AI Is Failing at an Overwhelming Majority of Companies Using It, MIT Study Finds
Briefly

Companies and investors dramatically increased AI spending in early 2025, with AI startups raising over $44 billion in the first half and total investments projected to approach almost $200 billion by year-end. Investors have effectively bet on unprecedented labor productivity gains from AI. MIT researchers found that 95 percent of attempts to incorporate generative AI into business are failing and only about 5 percent of businesses achieve rapid revenue acceleration. Leading AI products complete roughly 30 percent of real-world office tasks, and previously projected contributions of over $6 trillion by 2030 would require exponential productivity improvements to materialize.

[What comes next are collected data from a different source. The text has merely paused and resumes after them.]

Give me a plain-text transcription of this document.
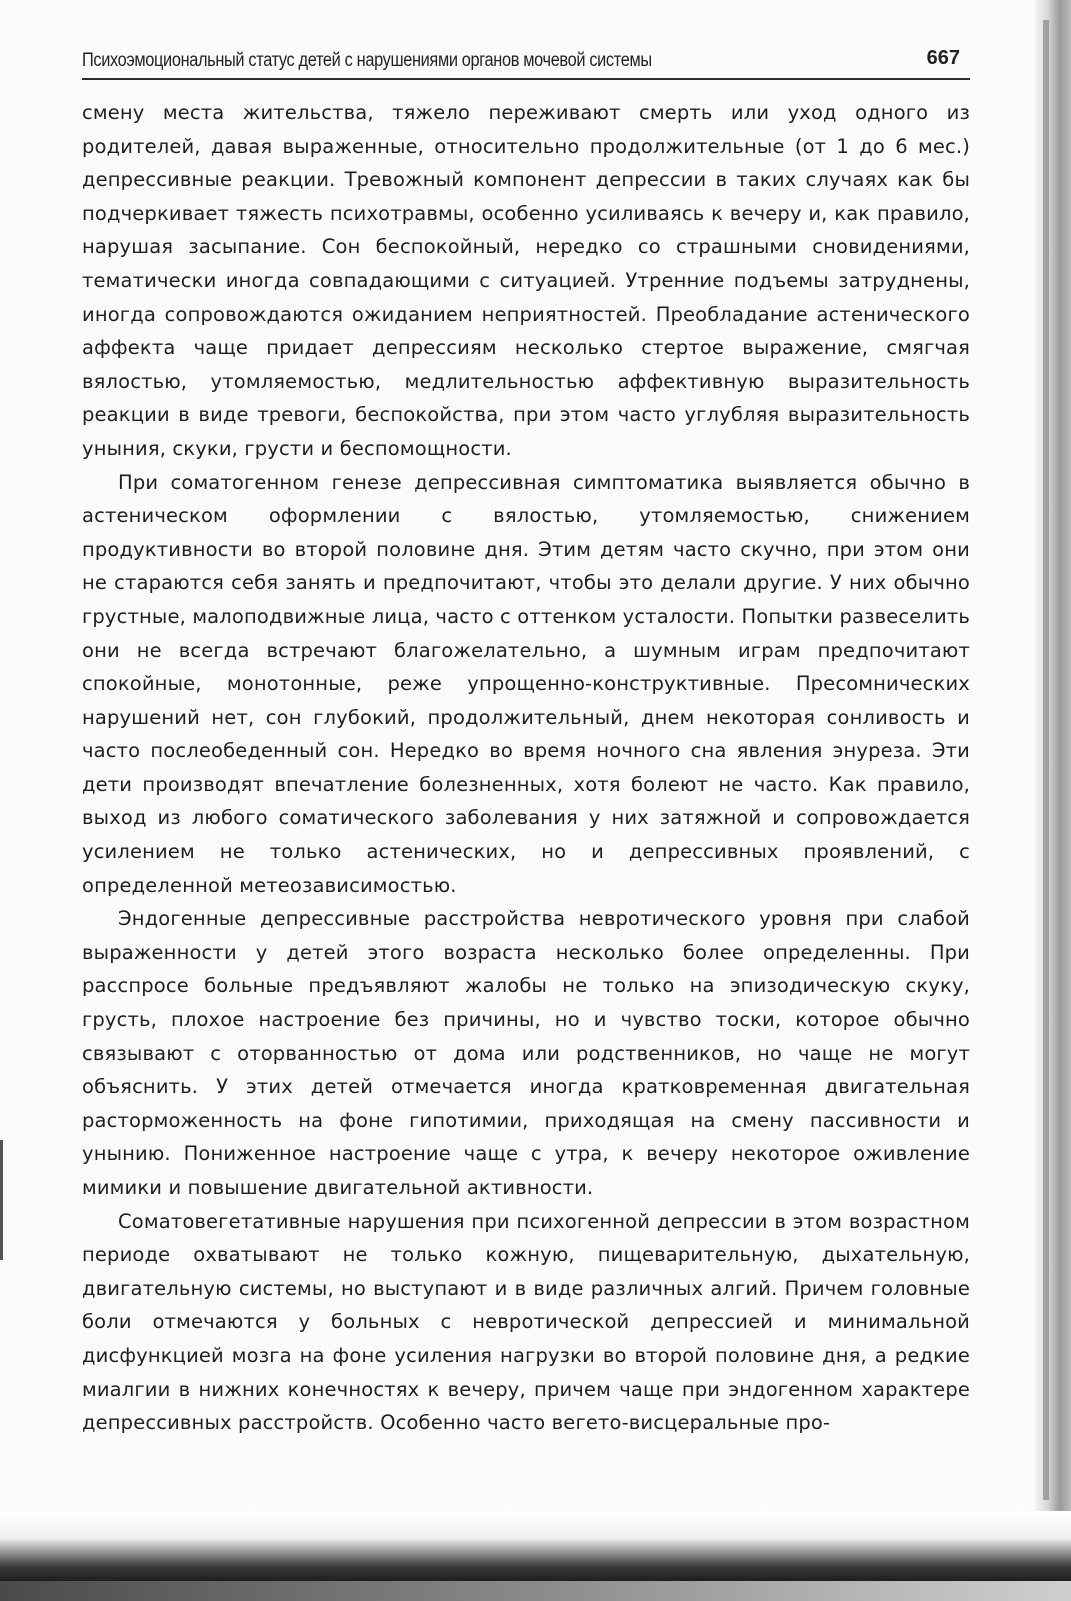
Психоэмоциональный статус детей с нарушениями органов мочевой системы	667

смену места жительства, тяжело переживают смерть или уход одного из родителей, давая выраженные, относительно продолжительные (от 1 до 6 мес.) депрессивные реакции. Тревожный компонент депрессии в таких случаях как бы подчеркивает тяжесть психотравмы, особенно усиливаясь к вечеру и, как правило, нарушая засыпание. Сон беспокойный, нередко со страшными сновидениями, тематически иногда совпадающими с ситуацией. Утренние подъемы затруднены, иногда сопровождаются ожиданием неприятностей. Преобладание астенического аффекта чаще придает депрессиям несколько стертое выражение, смягчая вялостью, утомляемостью, медлительностью аффективную выразительность реакции в виде тревоги, беспокойства, при этом часто углубляя выразительность уныния, скуки, грусти и беспомощности.

При соматогенном генезе депрессивная симптоматика выявляется обычно в астеническом оформлении с вялостью, утомляемостью, снижением продуктивности во второй половине дня. Этим детям часто скучно, при этом они не стараются себя занять и предпочитают, чтобы это делали другие. У них обычно грустные, малоподвижные лица, часто с оттенком усталости. Попытки развеселить они не всегда встречают благожелательно, а шумным играм предпочитают спокойные, монотонные, реже упрощенно-конструктивные. Пресомнических нарушений нет, сон глубокий, продолжительный, днем некоторая сонливость и часто послеобеденный сон. Нередко во время ночного сна явления энуреза. Эти дети производят впечатление болезненных, хотя болеют не часто. Как правило, выход из любого соматического заболевания у них затяжной и сопровождается усилением не только астенических, но и депрессивных проявлений, с определенной метеозависимостью.

Эндогенные депрессивные расстройства невротического уровня при слабой выраженности у детей этого возраста несколько более определенны. При расспросе больные предъявляют жалобы не только на эпизодическую скуку, грусть, плохое настроение без причины, но и чувство тоски, которое обычно связывают с оторванностью от дома или родственников, но чаще не могут объяснить. У этих детей отмечается иногда кратковременная двигательная расторможенность на фоне гипотимии, приходящая на смену пассивности и унынию. Пониженное настроение чаще с утра, к вечеру некоторое оживление мимики и повышение двигательной активности.

Соматовегетативные нарушения при психогенной депрессии в этом возрастном периоде охватывают не только кожную, пищеварительную, дыхательную, двигательную системы, но выступают и в виде различных алгий. Причем головные боли отмечаются у больных с невротической депрессией и минимальной дисфункцией мозга на фоне усиления нагрузки во второй половине дня, а редкие миалгии в нижних конечностях к вечеру, причем чаще при эндогенном характере депрессивных расстройств. Особенно часто вегето-висцеральные про-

With AI software increasingly hogging the enterprise spotlight, companies and investors are spending like never before. In the first half of 2025, AI startups raised over $44 billion, more than all of 2024 combined. By the end of this year, a Goldman Sachs analysis estimates that total investments in AI will soar to almost$200 billion. But all that money is, to put it gently, a reckless gamble.
A new report by researchers at MIT, first covered by Fortune, found that a staggering 95 percent of attempts to incorporate generative AI into business so far are failing. According to the report, titled "The GenAI Divide: State of AI in Business 2025," the MIT researchers found that only around 5 percent of businesses succeed at "rapid revenue acceleration," with the vast majority falling flat.